Acacia leptopetala is a species of flowering plant in the family Fabaceae and is endemic to the south-west of Western Australia. It is commonly a dense, glabrous shrub with many stems, usually narrowly elliptic to narrowly lance-shaped phyllodes, spherical heads of light golden yellow flowers and linear pods rounded over the seeds.

==Description==
Acacia leptopetala is commonly a dense, glabrous shrub that typically grows to a height of 1–3 m and has many stems. Its branchlets are often covered in a fine white powdery bloom. Its phyllodes are usually narrowly elliptic to narrowly lance-shaped with the narrower end towards the base, 20–55 mm long and 3–11 mm wide, often with a hooked tip, thinly leathery, and more or less glaucous with a raised midrib. The flowers are usually borne in three to six spherical heads in racemes 10–30 mm long on peduncles 3–8 mm long, the heads 3.5–4.0 mm in diameter with 25 to 35 light golden yellow flowers. Flowering occurs in November and December, sometimes in January, and the pods are linear, up to 95 mm long and usually 4.5–6.0 mm wide, thinly leathery to slightly crusty and glabrous, rounded over the seeds and usually more or less constricted between them. The seeds are egg-shaped, oblong or elliptic, usually 5–6 mm long and dull black with a thick aril.

==Taxonomy==
Acacia leptopetala was first formally described in 1855 by George Bentham in the journal Linnaea: ein Journal für die Botanik in ihrem ganzen Umfange, oder Beiträge zur Pflanzenkunde from specimens collected by James Drummond. The specific epithet (leptopetala) means 'thin or slender petals'.

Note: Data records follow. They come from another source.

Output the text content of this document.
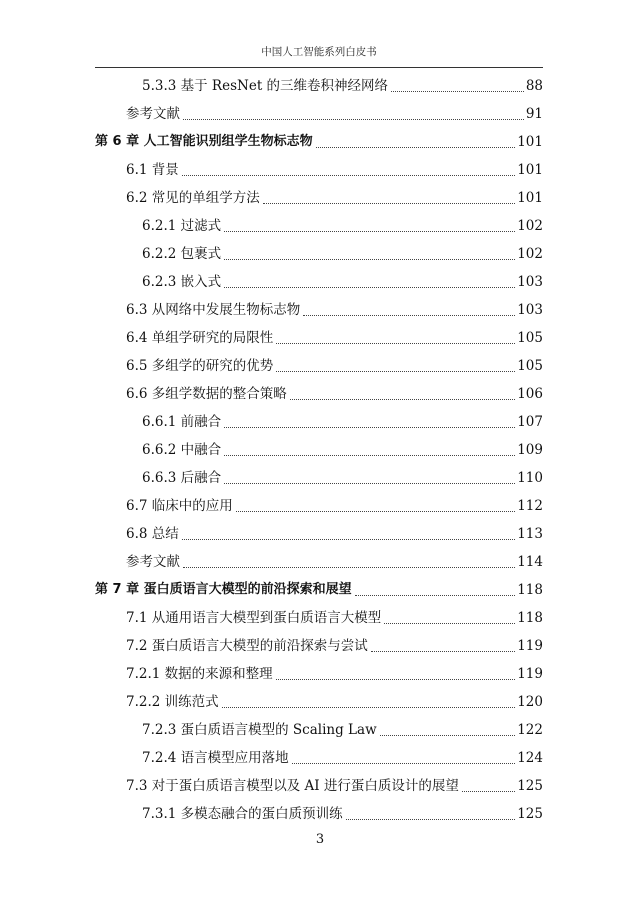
中国人工智能系列白皮书
5.3.3 基于 ResNet 的三维卷积神经网络	88
参考文献	91
第 6 章 人工智能识别组学生物标志物	101
6.1 背景	101
6.2 常见的单组学方法	101
6.2.1 过滤式	102
6.2.2 包裹式	102
6.2.3 嵌入式	103
6.3 从网络中发展生物标志物	103
6.4 单组学研究的局限性	105
6.5 多组学的研究的优势	105
6.6 多组学数据的整合策略	106
6.6.1 前融合	107
6.6.2 中融合	109
6.6.3 后融合	110
6.7 临床中的应用	112
6.8 总结	113
参考文献	114
第 7 章 蛋白质语言大模型的前沿探索和展望	118
7.1 从通用语言大模型到蛋白质语言大模型	118
7.2 蛋白质语言大模型的前沿探索与尝试	119
7.2.1 数据的来源和整理	119
7.2.2 训练范式	120
7.2.3 蛋白质语言模型的 Scaling Law	122
7.2.4 语言模型应用落地	124
7.3 对于蛋白质语言模型以及 AI 进行蛋白质设计的展望	125
7.3.1 多模态融合的蛋白质预训练	125
3
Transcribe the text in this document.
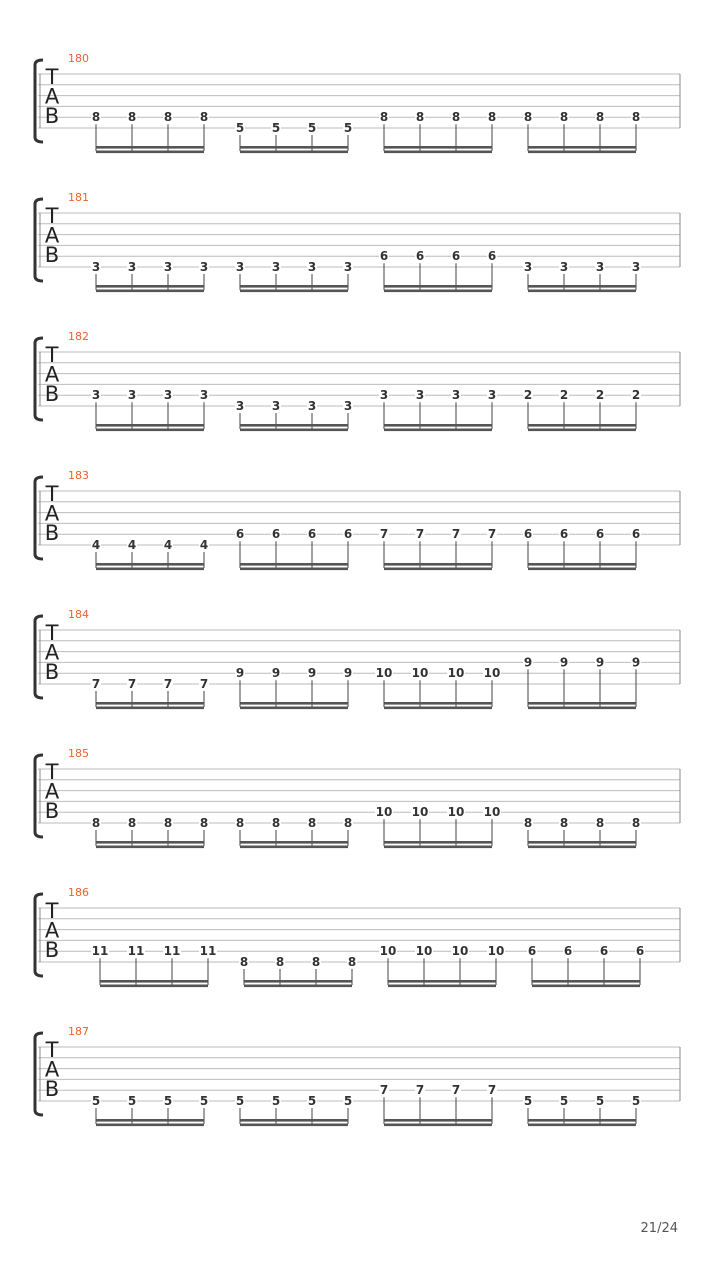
180
T
A
B	8 8 8 8
5 5 5 5
8 8 8 8 8 8 8 8
181
T
A
B	3 3 3 3 3 3 3 3
6 6 6 6
3 3 3 3
182
T
A
B	3 3 3 3
3 3 3 3
3 3 3 3 2 2 2 2
183
T
A
B	4 4 4 4
6 6 6 6 7 7 7 7 6 6 6 6
184
T
A
B	7 7 7 7
9 9 9 9 10 10 10 10
9 9 9 9
185
T
A
B	8 8 8 8 8 8 8 8
10 10 10 10
8 8 8 8
186
T
A
B	11 11 11 11
8 8 8 8
10 10 10 10 6 6 6 6
187
T
A
B	5 5 5 5 5 5 5 5
7 7 7 7
5 5 5 5
21/24
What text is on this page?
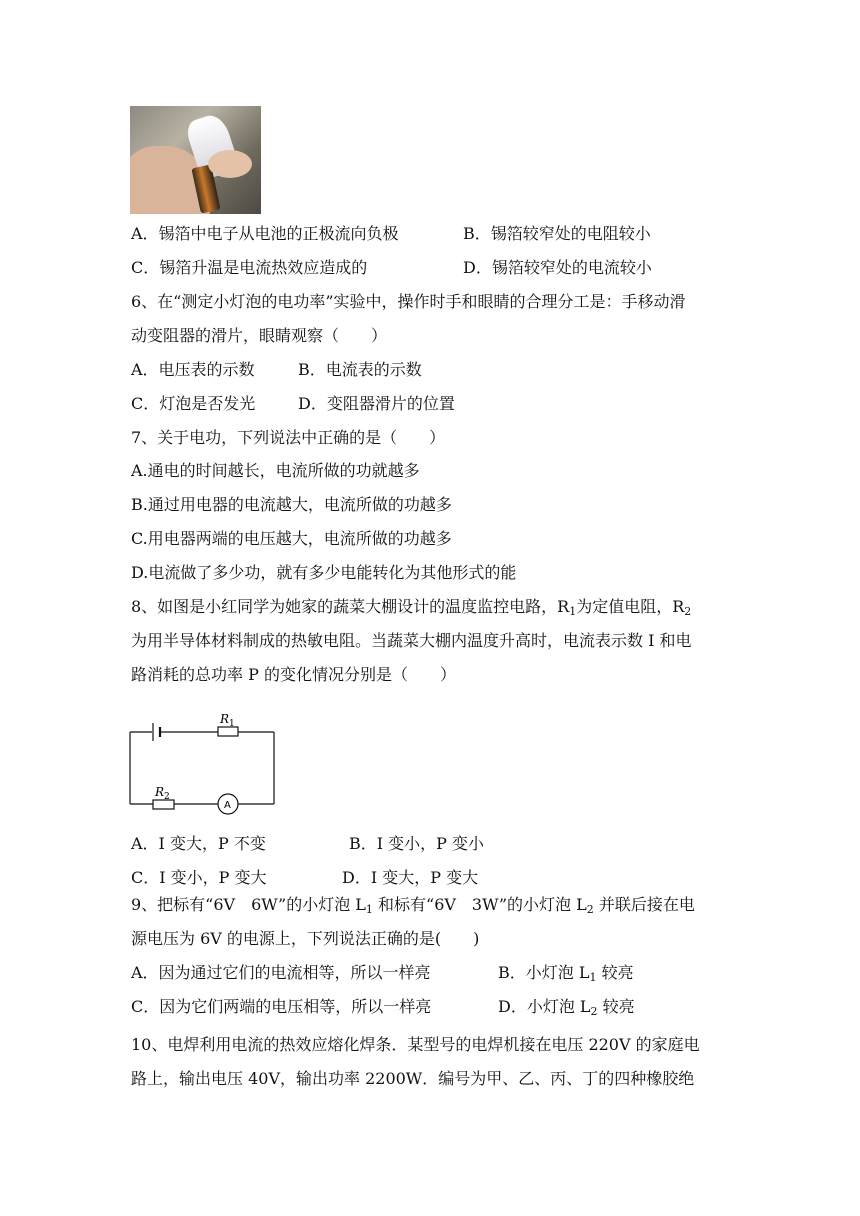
A．锡箔中电子从电池的正极流向负极	B．锡箔较窄处的电阻较小
C．锡箔升温是电流热效应造成的	D．锡箔较窄处的电流较小
6、在“测定小灯泡的电功率”实验中，操作时手和眼睛的合理分工是：手移动滑
动变阻器的滑片，眼睛观察（　　）
A．电压表的示数	B．电流表的示数
C．灯泡是否发光	D．变阻器滑片的位置
7、关于电功，下列说法中正确的是（　　）
A.通电的时间越长，电流所做的功就越多
B.通过用电器的电流越大，电流所做的功越多
C.用电器两端的电压越大，电流所做的功越多
D.电流做了多少功，就有多少电能转化为其他形式的能
8、如图是小红同学为她家的蔬菜大棚设计的温度监控电路，$R_1$为定值电阻，$R_2$
为用半导体材料制成的热敏电阻。当蔬菜大棚内温度升高时，电流表示数 I 和电
路消耗的总功率 P 的变化情况分别是（　　）
$R_1$
$R_2$
A
A．I 变大，P 不变	B．I 变小，P 变小
C．I 变小，P 变大	D．I 变大，P 变大
9、把标有“6V　6W”的小灯泡 $L_1$ 和标有“6V　3W”的小灯泡 $L_2$ 并联后接在电
源电压为 6V 的电源上，下列说法正确的是(　　)
A．因为通过它们的电流相等，所以一样亮	B．小灯泡 $L_1$ 较亮
C．因为它们两端的电压相等，所以一样亮	D．小灯泡 $L_2$ 较亮
10、电焊利用电流的热效应熔化焊条．某型号的电焊机接在电压 220V 的家庭电
路上，输出电压 40V，输出功率 2200W．编号为甲、乙、丙、丁的四种橡胶绝
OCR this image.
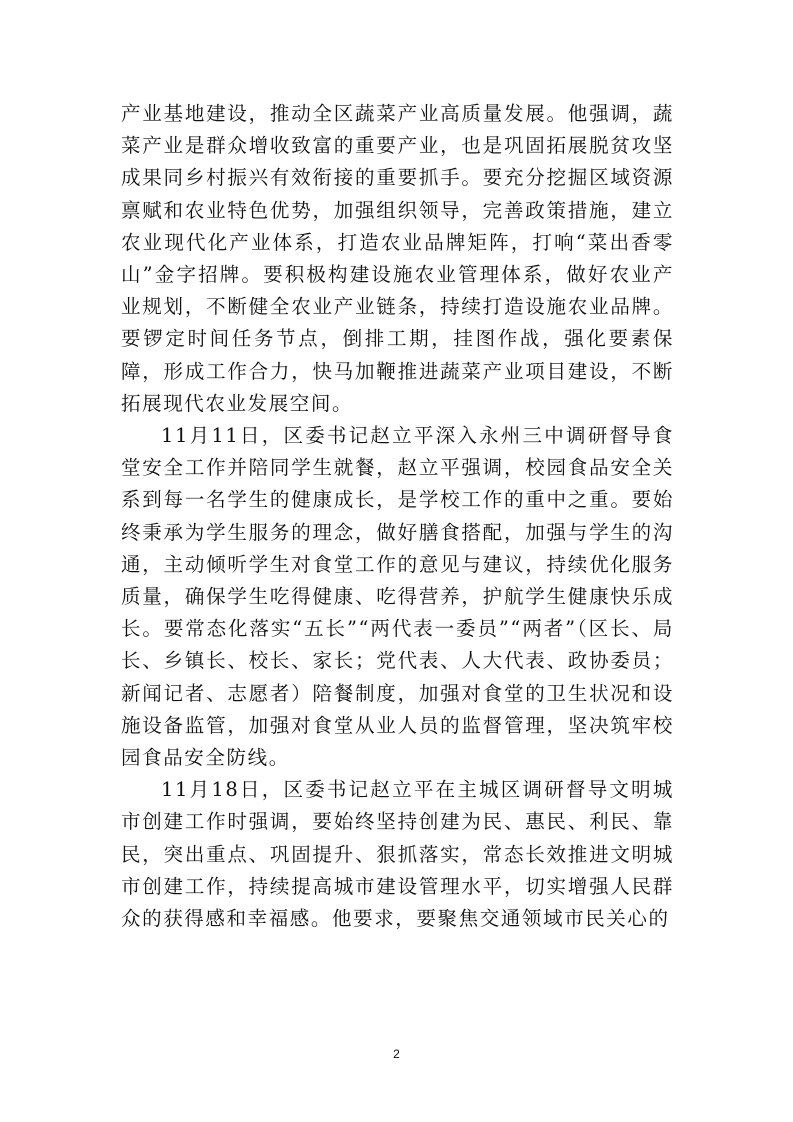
产业基地建设，推动全区蔬菜产业高质量发展。他强调，蔬菜产业是群众增收致富的重要产业，也是巩固拓展脱贫攻坚成果同乡村振兴有效衔接的重要抓手。要充分挖掘区域资源禀赋和农业特色优势，加强组织领导，完善政策措施，建立农业现代化产业体系，打造农业品牌矩阵，打响“菜出香零山”金字招牌。要积极构建设施农业管理体系，做好农业产业规划，不断健全农业产业链条，持续打造设施农业品牌。要锣定时间任务节点，倒排工期，挂图作战，强化要素保障，形成工作合力，快马加鞭推进蔬菜产业项目建设，不断拓展现代农业发展空间。

11月11日，区委书记赵立平深入永州三中调研督导食堂安全工作并陪同学生就餐，赵立平强调，校园食品安全关系到每一名学生的健康成长，是学校工作的重中之重。要始终秉承为学生服务的理念，做好膳食搭配，加强与学生的沟通，主动倾听学生对食堂工作的意见与建议，持续优化服务质量，确保学生吃得健康、吃得营养，护航学生健康快乐成长。要常态化落实“五长”“两代表一委员”“两者”（区长、局长、乡镇长、校长、家长；党代表、人大代表、政协委员；新闻记者、志愿者）陪餐制度，加强对食堂的卫生状况和设施设备监管，加强对食堂从业人员的监督管理，坚决筑牢校园食品安全防线。

11月18日，区委书记赵立平在主城区调研督导文明城市创建工作时强调，要始终坚持创建为民、惠民、利民、靠民，突出重点、巩固提升、狠抓落实，常态长效推进文明城市创建工作，持续提高城市建设管理水平，切实增强人民群众的获得感和幸福感。他要求，要聚焦交通领域市民关心的

2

==Distribution and habitat==
This species of wattle grows in clay, loam, sand and gravel in mallee scrub, from near Bencubbin, south to Nyabing, and east to near Ravensthorpe in the Avon Wheatbelt, Coolgardie, Esperance Plains and Mallee bioregions of south-western Western Australia.

==Conservation status==
Acacia leptopetala is listed as 'not threatened' by the Government of Western Australia Department of Biodiversity, Conservation and Attractions.